Eli Lilly & Co (NYSE: LLY) ha recentemente registrato un drammatico calo del valore di mercato di 123 miliardi di dollari. Questo calo significativo fa seguito agli sviluppi positivi dei concorrenti, in particolare Viking Therapeutics Inc e Roche Holding AG, che hanno fatto annunci riguardanti i loro farmaci dimagranti. Tuttavia, secondo l’analista di JPMorgan Chris Schott, questa flessione potrebbe rappresentare un’ottima opportunità per investire in Eli Lilly con uno sconto sostanziale.
Nonostante la crescente concorrenza nel mercato del trattamento dell’obesità, Schott rimane fiducioso nella posizione dominante di Eli Lilly. JPMorgan continua a detenere un rating di “sovrappeso” sulle azioni Eli Lilly, con un obiettivo di prezzo di 1.000 dollari, indicando un potenziale rialzo del 25% rispetto ai livelli attuali.
Eli Lilly pubblicherà i suoi utili del secondo trimestre l’8 agosto
La richiesta rialzista sulle azioni di Eli Lilly & Co arriva solo una settimana prima che il colosso farmaceutico comunichi i suoi risultati finanziari per il secondo trimestre.

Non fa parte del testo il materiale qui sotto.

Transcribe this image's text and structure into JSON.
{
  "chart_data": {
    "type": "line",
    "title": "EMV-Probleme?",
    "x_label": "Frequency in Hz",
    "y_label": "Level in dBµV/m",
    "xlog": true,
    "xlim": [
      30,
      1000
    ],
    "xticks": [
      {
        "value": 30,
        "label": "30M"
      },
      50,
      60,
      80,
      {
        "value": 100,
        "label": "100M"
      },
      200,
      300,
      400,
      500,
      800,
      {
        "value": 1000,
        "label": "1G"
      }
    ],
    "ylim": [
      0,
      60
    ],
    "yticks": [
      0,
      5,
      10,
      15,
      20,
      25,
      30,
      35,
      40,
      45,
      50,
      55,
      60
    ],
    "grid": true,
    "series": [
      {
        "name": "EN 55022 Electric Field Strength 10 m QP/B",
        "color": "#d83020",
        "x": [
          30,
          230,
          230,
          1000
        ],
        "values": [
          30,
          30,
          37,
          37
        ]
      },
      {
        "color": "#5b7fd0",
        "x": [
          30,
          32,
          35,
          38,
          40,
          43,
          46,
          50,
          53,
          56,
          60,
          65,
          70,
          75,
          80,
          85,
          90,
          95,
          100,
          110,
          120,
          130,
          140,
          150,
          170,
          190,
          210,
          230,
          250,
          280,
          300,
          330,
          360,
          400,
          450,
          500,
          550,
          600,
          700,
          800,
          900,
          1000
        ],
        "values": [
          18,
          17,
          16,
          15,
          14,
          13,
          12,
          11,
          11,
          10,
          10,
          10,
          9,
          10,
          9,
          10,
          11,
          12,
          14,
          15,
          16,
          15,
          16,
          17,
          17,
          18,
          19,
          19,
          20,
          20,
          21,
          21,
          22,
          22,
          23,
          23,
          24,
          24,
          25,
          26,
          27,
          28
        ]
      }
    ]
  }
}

Il consenso è che la società quotata a New York guadagnerà 2,75 dollari per azione su circa 10 miliardi di dollari di ricavi contro 1,98 dollari per azione e 8,31 miliardi di dollari, rispettivamente, nello stesso trimestre dello scorso anno.
Christ Schott prevede che la forza di Mounjaro e Zepbound (farmaci per il diabete e la perdita di peso) dell’azienda sarà controbilanciata dagli ostacoli nella catena di approvvigionamento legati a Trulicity nel secondo trimestre.
A lungo termine, tuttavia, è convinto che le vendite di Mounjaro e Zepbound saranno più che raddoppiate, arrivando a 36,5 miliardi di dollari nel 2026, rispetto ai 16,5 miliardi di dollari del 2024.
Le azioni Eli Lilly attualmente pagano un rendimento da dividendi dello 0,64% che le rende ugualmente interessanti anche per gli investitori a reddito.
Analista UBS rialzista sul titolo Eli Lilly
Tutto sommato, lunedì l’analista di JPMorgan ha nominato LLY una delle scelte migliori nel settore farmaceutico poiché ha “un chiaro potenziale di rialzo rispetto alle stime a lungo termine”.
Raccomanda di possedere azioni Eli Lilly come nuovi lanci e la crescita del suo prodotto principale più che compenserà i venti contrari dell’IRA (Inflation Reduction Act).
Nonostante la recente svendita, da inizio anno l’azienda farmaceutica è cresciuta quasi del 40%. Parte della debolezza in corso, secondo la società di investimento, potrebbe essere correlata agli investitori che scelgono di prendere profitti in seguito a quell’incredibile rally, proprio come sta accadendo anche nei titoli tecnologici delle megacap.
Inoltre, Trung Huynh di UBS prevede che la quota di mercato dei rivali GLP-1 di Eli Lilly rimarrà inferiore al 10% nei prossimi cinque anni.
UBS prevede ora che il mercato dei farmaci per la perdita di peso crescerà a un tasso annuo composto del 33% e raggiungerà i 150 miliardi di dollari di vendite entro il 2029, rispetto alla precedente previsione dell’azienda di circa 125 miliardi di dollari.